To gain a better understanding of how confinement and pre-stress affect the behavior of ceramics, stress measurements were conducted on a confined SiC circular tile using the Kowari neutron strain scanner at ANSTO in Australia. Measurements were conducted normal to the surface for optimal strain accuracy (whereas measurements made in either radial or hoop directions weren’t as precise).
Results demonstrated that, under confinement conditions, initial hoop stresses created by misfit contact simulation and its deviatoric forces on the steel collar were sufficient to stop ceramic from penetrating the core completely; however, as dwell time passed and damage accrued, undeformed ceramic gradually began constraining fully damaged cores gradually increasing penetration depth over time.
Excellent Chemical Resistance
Silicon carbide ceramics have an exceptional resistance to acids, bases, solvents and other chemicals; therefore they make an ideal material choice for industrial applications requiring chemical resistance such as lining pipes with them and equipment made out of silicon carbide ceramic compared to using materials such as stainless steel liners. Furthermore, silicon carbide ceramic lining can often prove more cost-effective.
Reaction Bonded Silicon Carbide (RBSiC) is an engineering ceramic with superior wear resistance that stands up well against wear, corrosion and erosion in harsh environments – such as mines or steel mills where conventional ceramics tend to wear or corrode more rapidly. RBSiC makes an excellent lining material in mining equipment or steel plants as well as coral processing industries, among many other uses.

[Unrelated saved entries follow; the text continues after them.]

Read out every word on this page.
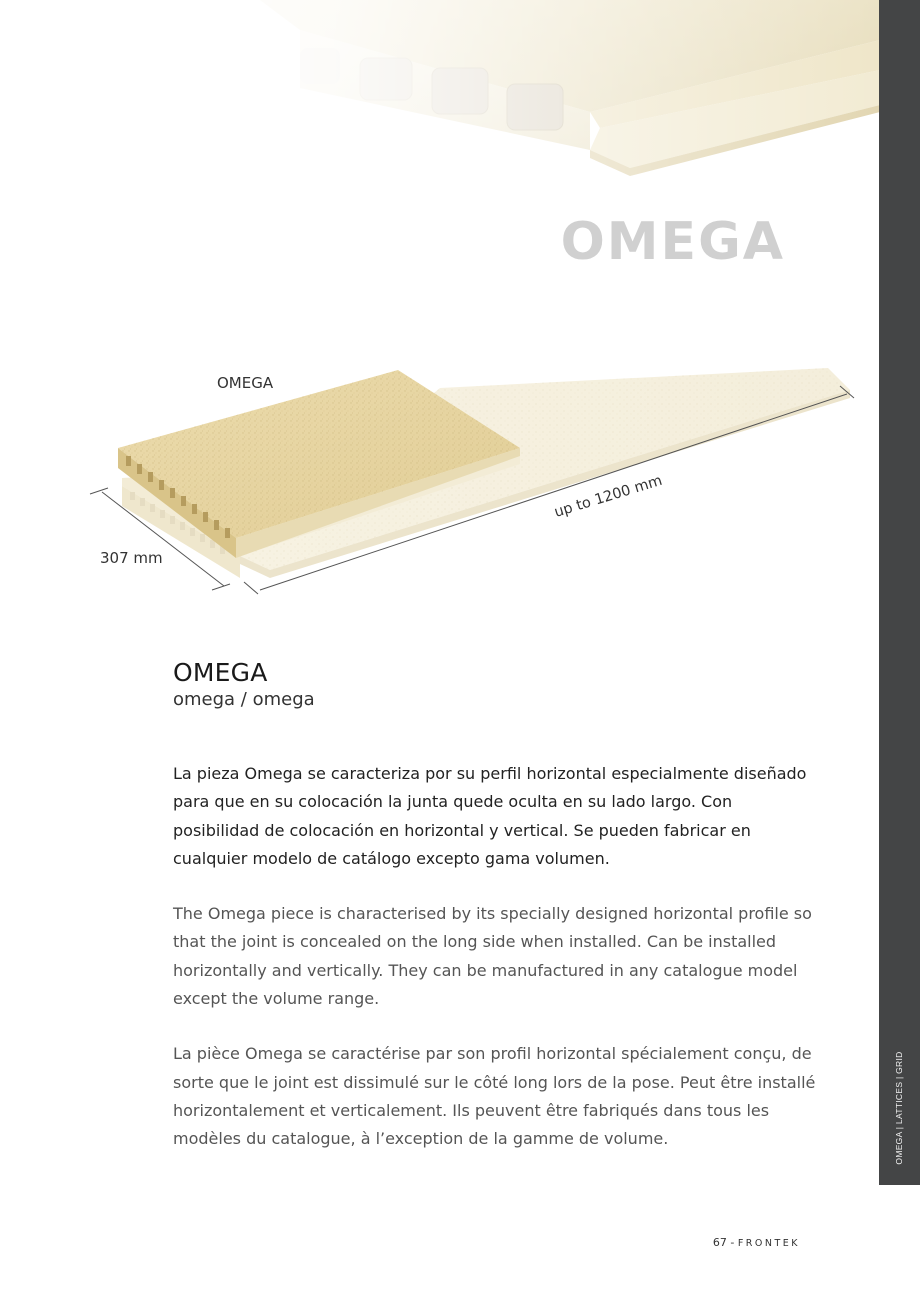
OMEGA | LATTICES | GRID
OMEGA
OMEGA
up to 1200 mm
307 mm
OMEGA

omega / omega

La pieza Omega se caracteriza por su perfil horizontal especialmente diseñado para que en su colocación la junta quede oculta en su lado largo. Con posibilidad de colocación en horizontal y vertical. Se pueden fabricar en cualquier modelo de catálogo excepto gama volumen.

The Omega piece is characterised by its specially designed horizontal profile so that the joint is concealed on the long side when installed. Can be installed horizontally and vertically. They can be manufactured in any catalogue model except the volume range.

La pièce Omega se caractérise par son profil horizontal spécialement conçu, de sorte que le joint est dissimulé sur le côté long lors de la pose. Peut être installé horizontalement et verticalement. Ils peuvent être fabriqués dans tous les modèles du catalogue, à l’exception de la gamme de volume.

67 - FRONTEK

Macrocosmmaterial is a high-tech enterprise specializing in research, development, production and sales of silicon carbide specialty ceramics. Their products can be found everywhere from lithium batteries and photovoltaic equipment to daily-use ceramics and architectural ceramics for daily use – and production kilns! Macrocosmmaterial products are known for their superior quality, advanced technology, refined management practices and cost control – so don’t take our word for it; check them out yourself!
IPS Ceramics provides large size reaction bonded silicon carbide ceramic plates for various industry requirements. Our ceramic tiles can be cut to the exact design, shape and size with close tolerances using conventional machinery; additionally, custom-shaped liners can be produced as per request to meet specific specifications. Furthermore, a variety of surface finishes such as grit blasting and sanding is offered.